The beetles have historically emerged from underground in the spring, while a tree’s roots are still frozen, to gnaw into the bark and lay their eggs. The larvae grow and chew their way out of the tree in the late summer, march down the trunk and bury themselves underground to survive the winter and mature. By springtime, the beetles are fully developed and can fly, and gnaw back into the bark to lay their eggs.

But starting in 2001 and 2002, Minnesota’s springs, summers and falls became just warm and long enough to give the young beetles a little more time to develop in the first cycle of their lives. They can now fully mature and start to fly before winter arrives. They emerge from one tree and fly off to attack another in the same season.

Tamaracks aren’t strong enough to survive two generations of beetles in one year.

“Climate change is unlocking some secrets,” Aukema said. “It’s showing us that as things warm, the tamarack doesn’t belong this far south.”

Hard to replace

Tamaracks play a unique role in Minnesota. They’re the only pine tree to lose their needles in the winter, after they turn a bright yellow in the fall. They are one of the cold-hardiest species in North America, surviving as far north as the tundra line near the Arctic. In Minnesota, they typically grow in bogs, swamps and other areas too wet for most trees to survive, making them extremely difficult to replace, Dubuque said.

As tamaracks die off in large numbers, the water table rises in these already damp areas. Scientists fear that their loss will essentially flood out new trees before they can take root, turning acres upon acres of forests into open wet meadows or alder swamps with little tree cover, Dubuque said.

Young trees at risk

While foresters note that saplings are taking root and some regeneration is occurring after the beetle causes large die-offs, it is unclear how long those young tamaracks will survive. The beetles have typically ignored young trees in favor of chewing into larger mature tamaracks.
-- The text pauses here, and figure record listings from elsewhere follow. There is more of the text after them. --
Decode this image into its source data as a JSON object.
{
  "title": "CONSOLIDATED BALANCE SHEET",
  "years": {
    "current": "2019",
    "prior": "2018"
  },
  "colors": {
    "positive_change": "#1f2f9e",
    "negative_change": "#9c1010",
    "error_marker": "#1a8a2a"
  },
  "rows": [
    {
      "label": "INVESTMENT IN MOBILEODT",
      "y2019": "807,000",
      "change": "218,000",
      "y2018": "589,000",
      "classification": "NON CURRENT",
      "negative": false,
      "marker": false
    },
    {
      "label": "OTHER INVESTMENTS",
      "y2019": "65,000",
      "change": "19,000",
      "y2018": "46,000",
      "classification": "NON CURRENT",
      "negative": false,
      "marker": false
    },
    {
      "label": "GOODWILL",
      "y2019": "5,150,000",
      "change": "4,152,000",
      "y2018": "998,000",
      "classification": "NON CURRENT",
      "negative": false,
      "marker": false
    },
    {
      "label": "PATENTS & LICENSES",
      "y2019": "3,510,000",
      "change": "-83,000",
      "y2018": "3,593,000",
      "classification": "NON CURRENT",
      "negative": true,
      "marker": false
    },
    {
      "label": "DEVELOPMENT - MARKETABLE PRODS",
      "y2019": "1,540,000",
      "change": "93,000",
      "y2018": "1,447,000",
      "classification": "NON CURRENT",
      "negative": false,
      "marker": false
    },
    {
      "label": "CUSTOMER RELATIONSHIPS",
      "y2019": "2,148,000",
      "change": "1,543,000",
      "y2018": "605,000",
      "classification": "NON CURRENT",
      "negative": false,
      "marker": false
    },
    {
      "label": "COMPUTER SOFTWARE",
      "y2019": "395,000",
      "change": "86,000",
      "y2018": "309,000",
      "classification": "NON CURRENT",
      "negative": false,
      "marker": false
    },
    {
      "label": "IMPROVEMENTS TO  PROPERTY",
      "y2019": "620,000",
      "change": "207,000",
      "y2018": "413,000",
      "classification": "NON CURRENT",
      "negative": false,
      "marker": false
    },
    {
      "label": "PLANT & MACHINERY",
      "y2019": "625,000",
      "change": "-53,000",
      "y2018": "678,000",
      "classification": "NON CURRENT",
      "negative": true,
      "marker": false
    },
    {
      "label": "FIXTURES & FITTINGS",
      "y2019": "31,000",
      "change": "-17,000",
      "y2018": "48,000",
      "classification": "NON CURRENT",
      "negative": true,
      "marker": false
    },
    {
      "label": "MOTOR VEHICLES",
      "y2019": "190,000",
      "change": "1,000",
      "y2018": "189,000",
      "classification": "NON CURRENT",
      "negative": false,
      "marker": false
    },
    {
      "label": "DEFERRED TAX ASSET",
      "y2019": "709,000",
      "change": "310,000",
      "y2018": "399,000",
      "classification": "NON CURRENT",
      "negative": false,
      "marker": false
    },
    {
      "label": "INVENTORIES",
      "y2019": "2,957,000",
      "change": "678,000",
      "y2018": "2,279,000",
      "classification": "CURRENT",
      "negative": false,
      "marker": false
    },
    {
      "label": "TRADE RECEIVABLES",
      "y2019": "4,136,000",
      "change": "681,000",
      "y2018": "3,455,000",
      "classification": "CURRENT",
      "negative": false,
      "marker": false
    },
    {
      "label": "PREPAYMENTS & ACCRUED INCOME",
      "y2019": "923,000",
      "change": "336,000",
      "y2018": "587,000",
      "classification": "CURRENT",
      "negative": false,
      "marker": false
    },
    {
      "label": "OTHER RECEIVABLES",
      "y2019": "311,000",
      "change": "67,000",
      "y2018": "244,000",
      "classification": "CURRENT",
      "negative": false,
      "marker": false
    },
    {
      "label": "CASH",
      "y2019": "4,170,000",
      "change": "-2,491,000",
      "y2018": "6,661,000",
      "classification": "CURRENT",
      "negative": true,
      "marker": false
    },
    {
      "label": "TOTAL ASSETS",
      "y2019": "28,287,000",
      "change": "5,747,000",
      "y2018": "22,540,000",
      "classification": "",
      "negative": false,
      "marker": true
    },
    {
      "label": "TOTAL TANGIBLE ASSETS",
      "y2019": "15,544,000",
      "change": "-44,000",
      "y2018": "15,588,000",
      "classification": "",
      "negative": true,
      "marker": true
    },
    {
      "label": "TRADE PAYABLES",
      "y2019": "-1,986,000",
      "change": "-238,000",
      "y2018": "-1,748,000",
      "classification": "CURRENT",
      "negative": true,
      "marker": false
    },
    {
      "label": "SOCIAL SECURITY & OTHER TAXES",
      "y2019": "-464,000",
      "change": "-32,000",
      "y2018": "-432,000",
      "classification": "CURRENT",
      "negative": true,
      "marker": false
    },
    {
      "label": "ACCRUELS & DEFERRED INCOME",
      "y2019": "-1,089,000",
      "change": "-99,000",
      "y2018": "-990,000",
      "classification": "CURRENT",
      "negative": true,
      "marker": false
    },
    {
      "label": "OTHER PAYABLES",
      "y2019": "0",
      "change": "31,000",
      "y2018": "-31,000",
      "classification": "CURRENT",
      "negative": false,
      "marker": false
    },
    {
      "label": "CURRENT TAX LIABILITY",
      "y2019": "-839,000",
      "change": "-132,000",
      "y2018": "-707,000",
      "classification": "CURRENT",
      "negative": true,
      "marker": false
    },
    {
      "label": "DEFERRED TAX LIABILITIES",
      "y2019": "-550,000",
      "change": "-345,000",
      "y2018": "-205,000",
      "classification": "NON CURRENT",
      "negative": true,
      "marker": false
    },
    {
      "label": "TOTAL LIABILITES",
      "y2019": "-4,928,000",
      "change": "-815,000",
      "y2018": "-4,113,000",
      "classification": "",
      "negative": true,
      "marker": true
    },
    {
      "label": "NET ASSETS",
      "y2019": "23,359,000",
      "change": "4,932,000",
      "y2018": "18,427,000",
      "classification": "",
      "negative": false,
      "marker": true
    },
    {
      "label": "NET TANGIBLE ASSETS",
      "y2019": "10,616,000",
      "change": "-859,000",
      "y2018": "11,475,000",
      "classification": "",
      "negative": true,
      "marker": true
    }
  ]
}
“The big concern is that once those mature tamaracks are gone, what will happen when the beetles start attacking smaller trees?” Dubuque said. “Will it hit these newly regenerated stands?”

With help from the U and the U.S. Forest Service, the DNR is looking for tree species that could either replace tamaracks or mix with them so there is enough diversity that entire forests won’t fall with the death of one species.

“We just don’t want to lose these sites to swamping,” Dubuque said.